得られた試験体について各試験を行った。下塗り塗料と上塗り塗料の組み合わせ、及び試験結果を表3に示す。
【0077】
【表1】
【0078】
【表2】
【0079】
【表3】
【0080】
(試験方法)
1.密着性
作製した試験体について、JIS K 5400−1990 9.4に準じた耐湿潤冷熱繰り返しを10サイクル行った後、JIS K 5400−19908.5に準じた碁盤目テープ法にて密着性を評価した。
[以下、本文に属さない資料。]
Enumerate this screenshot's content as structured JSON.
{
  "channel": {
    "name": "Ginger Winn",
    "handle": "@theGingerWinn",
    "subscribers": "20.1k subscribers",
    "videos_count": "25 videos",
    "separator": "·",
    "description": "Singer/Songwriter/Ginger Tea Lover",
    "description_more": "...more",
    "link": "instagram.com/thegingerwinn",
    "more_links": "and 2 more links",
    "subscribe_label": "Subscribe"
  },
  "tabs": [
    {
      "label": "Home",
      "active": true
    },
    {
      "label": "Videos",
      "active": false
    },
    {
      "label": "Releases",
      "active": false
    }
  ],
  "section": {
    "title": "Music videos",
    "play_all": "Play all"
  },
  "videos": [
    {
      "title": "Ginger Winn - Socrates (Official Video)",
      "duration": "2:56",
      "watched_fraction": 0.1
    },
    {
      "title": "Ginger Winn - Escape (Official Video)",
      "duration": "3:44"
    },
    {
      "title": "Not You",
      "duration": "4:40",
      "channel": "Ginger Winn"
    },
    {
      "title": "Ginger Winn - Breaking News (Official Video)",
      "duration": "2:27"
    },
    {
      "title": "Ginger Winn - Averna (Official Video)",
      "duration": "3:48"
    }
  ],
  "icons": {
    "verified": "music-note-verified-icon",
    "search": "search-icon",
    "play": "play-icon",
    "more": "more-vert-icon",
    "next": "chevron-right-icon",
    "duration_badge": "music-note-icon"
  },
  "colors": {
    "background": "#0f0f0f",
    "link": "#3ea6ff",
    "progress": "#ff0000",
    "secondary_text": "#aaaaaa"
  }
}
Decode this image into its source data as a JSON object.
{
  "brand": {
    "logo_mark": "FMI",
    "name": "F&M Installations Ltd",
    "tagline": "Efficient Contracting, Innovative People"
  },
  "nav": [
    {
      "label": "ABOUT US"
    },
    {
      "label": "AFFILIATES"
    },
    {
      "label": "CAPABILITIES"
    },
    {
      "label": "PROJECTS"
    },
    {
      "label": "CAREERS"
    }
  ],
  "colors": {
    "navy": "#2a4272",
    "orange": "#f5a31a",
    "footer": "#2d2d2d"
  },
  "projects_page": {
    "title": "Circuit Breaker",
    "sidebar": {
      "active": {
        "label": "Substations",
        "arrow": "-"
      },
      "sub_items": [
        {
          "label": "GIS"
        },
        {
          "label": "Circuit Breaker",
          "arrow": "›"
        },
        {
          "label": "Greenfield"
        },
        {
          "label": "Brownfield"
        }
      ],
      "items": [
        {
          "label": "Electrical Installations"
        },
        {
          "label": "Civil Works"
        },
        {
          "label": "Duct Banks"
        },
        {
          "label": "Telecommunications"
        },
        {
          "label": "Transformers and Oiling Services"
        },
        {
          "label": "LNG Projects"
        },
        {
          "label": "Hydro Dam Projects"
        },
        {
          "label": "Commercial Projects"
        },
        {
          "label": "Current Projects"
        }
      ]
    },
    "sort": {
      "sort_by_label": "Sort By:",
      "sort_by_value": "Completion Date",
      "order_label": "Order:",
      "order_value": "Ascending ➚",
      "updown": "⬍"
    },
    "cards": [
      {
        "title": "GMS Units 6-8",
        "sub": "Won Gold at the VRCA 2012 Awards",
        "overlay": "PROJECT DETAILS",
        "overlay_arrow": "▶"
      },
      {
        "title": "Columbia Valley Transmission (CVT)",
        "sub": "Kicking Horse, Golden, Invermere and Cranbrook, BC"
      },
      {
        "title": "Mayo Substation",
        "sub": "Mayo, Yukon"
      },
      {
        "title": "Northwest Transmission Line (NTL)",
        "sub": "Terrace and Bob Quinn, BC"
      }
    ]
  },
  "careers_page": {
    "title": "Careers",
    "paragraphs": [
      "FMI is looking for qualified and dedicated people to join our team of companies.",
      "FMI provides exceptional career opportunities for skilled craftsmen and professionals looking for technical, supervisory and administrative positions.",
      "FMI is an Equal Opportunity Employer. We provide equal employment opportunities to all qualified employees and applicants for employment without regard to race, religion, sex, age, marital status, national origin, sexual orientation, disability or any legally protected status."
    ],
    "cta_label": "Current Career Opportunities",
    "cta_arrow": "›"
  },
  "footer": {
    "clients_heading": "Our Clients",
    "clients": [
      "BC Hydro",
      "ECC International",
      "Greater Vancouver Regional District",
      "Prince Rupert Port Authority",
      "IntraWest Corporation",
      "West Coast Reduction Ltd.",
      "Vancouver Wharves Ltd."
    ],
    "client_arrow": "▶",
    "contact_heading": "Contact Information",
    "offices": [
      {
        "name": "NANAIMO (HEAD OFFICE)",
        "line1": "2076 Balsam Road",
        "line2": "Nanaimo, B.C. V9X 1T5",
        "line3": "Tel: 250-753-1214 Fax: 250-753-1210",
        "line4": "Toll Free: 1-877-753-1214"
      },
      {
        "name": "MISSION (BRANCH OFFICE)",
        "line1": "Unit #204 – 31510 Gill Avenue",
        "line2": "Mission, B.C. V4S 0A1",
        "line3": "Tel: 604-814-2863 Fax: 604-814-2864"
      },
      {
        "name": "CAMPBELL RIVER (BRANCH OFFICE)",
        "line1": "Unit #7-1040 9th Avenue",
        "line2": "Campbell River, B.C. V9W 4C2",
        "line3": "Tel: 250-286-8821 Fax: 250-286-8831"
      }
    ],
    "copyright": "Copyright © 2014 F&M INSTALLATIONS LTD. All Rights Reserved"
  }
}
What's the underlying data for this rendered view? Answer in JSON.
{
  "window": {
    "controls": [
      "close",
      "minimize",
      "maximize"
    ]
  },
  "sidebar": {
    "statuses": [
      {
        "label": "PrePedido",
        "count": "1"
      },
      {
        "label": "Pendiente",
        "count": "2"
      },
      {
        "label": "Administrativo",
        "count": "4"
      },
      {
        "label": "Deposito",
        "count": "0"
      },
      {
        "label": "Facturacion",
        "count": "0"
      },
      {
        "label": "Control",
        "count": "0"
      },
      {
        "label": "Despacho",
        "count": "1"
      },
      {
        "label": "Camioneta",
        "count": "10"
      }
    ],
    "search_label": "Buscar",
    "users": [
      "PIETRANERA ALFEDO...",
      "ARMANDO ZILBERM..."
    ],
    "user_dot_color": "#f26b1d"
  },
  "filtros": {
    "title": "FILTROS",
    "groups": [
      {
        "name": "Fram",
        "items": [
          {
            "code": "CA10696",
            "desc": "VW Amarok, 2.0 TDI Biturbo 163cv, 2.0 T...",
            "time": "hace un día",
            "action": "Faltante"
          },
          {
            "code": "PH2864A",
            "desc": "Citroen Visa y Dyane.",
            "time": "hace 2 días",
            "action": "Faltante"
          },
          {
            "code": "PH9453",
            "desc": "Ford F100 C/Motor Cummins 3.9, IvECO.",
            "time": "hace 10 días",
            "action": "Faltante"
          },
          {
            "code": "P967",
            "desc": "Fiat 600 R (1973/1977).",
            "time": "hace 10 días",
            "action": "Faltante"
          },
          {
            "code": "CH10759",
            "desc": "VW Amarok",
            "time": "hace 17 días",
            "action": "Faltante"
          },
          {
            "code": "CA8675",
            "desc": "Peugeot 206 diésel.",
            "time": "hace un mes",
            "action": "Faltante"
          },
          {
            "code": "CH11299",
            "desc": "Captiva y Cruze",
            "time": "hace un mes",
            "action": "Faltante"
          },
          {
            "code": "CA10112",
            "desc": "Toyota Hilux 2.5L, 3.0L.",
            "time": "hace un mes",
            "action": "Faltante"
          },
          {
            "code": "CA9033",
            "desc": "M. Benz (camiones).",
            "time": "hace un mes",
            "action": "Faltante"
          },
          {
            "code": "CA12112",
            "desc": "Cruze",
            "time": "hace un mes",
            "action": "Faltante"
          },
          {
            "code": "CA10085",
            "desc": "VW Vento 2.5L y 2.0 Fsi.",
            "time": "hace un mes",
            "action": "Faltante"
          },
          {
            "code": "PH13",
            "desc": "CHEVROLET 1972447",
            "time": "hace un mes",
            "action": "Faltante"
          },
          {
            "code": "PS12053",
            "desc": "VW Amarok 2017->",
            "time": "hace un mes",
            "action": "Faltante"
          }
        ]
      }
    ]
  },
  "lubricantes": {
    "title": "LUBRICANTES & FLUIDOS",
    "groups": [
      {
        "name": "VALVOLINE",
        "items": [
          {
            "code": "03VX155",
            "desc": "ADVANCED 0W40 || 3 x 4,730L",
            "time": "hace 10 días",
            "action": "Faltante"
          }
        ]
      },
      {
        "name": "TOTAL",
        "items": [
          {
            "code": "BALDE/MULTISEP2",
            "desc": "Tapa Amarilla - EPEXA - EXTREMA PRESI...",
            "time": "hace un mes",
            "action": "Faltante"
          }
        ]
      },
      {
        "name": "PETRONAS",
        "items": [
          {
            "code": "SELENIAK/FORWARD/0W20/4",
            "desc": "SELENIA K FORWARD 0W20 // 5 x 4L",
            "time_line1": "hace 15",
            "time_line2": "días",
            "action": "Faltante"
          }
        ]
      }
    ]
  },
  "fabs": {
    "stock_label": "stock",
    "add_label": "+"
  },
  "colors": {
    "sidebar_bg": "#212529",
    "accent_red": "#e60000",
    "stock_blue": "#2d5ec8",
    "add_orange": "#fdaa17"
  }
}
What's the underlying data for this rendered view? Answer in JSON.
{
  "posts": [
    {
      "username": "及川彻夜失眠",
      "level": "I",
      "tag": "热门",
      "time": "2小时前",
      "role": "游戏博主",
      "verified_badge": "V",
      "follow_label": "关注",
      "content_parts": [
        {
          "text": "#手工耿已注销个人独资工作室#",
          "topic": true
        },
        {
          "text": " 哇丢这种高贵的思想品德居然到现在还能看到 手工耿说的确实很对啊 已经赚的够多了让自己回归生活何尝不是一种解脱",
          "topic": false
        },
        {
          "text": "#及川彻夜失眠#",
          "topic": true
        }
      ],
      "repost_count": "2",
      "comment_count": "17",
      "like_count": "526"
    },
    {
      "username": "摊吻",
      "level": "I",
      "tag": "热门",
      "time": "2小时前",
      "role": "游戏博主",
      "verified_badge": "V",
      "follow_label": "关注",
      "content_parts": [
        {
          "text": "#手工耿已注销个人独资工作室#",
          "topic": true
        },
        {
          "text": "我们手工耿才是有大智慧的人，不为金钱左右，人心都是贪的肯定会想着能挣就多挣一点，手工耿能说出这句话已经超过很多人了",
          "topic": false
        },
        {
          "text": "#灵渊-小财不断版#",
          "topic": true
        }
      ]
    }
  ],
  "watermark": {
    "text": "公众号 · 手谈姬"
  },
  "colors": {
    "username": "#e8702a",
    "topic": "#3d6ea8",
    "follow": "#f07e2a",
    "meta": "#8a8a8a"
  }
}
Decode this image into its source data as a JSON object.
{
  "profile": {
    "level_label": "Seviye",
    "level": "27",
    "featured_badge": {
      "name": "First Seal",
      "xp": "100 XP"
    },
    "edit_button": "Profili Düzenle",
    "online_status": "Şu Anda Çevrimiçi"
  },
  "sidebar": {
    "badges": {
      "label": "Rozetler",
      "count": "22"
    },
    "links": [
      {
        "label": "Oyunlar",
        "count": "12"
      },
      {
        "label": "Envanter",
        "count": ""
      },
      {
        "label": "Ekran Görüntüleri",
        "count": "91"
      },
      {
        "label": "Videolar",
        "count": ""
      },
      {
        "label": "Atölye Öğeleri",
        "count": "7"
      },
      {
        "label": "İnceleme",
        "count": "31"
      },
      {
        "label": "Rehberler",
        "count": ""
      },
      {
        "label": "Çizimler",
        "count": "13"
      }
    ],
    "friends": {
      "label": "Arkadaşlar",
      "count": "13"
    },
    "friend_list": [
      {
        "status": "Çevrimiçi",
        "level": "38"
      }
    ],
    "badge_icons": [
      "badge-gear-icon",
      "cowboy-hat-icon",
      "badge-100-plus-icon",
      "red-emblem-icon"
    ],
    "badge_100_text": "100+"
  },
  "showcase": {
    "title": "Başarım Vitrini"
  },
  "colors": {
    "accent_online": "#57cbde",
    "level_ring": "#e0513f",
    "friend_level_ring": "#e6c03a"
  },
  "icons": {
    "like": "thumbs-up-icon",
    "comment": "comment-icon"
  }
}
評価は以下の通りである。
◎:剥がれなし
○:剥れた面積が15%未満
△:剥れた面積が15%以上35%未満
×:剥れた面積が35%以上
【0081】
2.耐衝撃性
作製した試験体を、衝撃変形試験器に、塗装面が上向きとなるように設置した後、塗装面より50センチの高さから1kgのおもりを落下させ、塗膜の状態の変化を目視にて観察した。評価は以下の通りである。
◎:塗膜の割れ、剥離が全くみられない
○:塗膜の割れ、剥離がわずかにみられる
△:塗膜の割れ、剥離がみられる
×:著しい塗膜の割れ、剥離がみられる
【0082】
3.耐汚染性
作製した試験体を長辺の1/3のところで45°に折り曲げ、曝露用板とした。この曝露用板を、面積の広い面を垂直にして大阪府茨木市で南面向きに設置し、1年間屋外曝露を行った。評価は、垂直面の雨筋汚れの有無を目視観察することにより行った。評価は以下の通りである。
◎:雨筋汚れがみられない
○:雨筋汚れがわずかにみられる
△:雨筋汚染がみられる
×:著しい雨筋汚染がみられる
【0083】
【発明の効果】
本発明の塗装金属板は、耐汚染性に優れるとともに、塗膜の割れ、剥れ等の発生を防止することができるものである。
Claims (6)
- 金属基板の表面に、下塗り塗料及び上塗り塗料が順に塗付積層された塗装金属板であって、
該下塗り塗料が、アルキルアミン鎖を有するビスフェノールA型エポキシ樹脂(A)と、アダクト型ブロックイソシアネート化合物(B)を含有する塗料であり、
該上塗り塗料が、有機質樹脂(M)、及びテトラアルコキシシラン化合物(N)を含有し、硬化塗膜のガラス転移温度が20〜80℃の塗料であることを特徴とする塗装金属板。 - 下塗り塗料における(A)成分がウレタン架橋構造を有するものであることを特徴とする請求項1に記載の塗装金属板。
- 下塗り塗料における(B)成分のブロック化剤が活性メチレン系化合物であることを特徴とする請求項1または2に記載の塗装金属板。
- 下塗り塗料におけるNCO/OH比率が1/1以下であることを特徴とする請求項1〜3のいずれかに記載の塗装金属板。
- 上塗り塗料における(M)成分が、ポリオール及びイソシアネート化合物を含有するものであることを特徴とする請求項1〜4のいずれかに記載の塗装金属板。
- 上塗り塗料における(N)成分が、炭素数が1〜3のアルコキシル基と、炭素数が4〜12のアルコキシル基を含有するテトラアルコキシシラン化合物であることを特徴とする請求項1〜5のいずれかに記載の塗装金属板。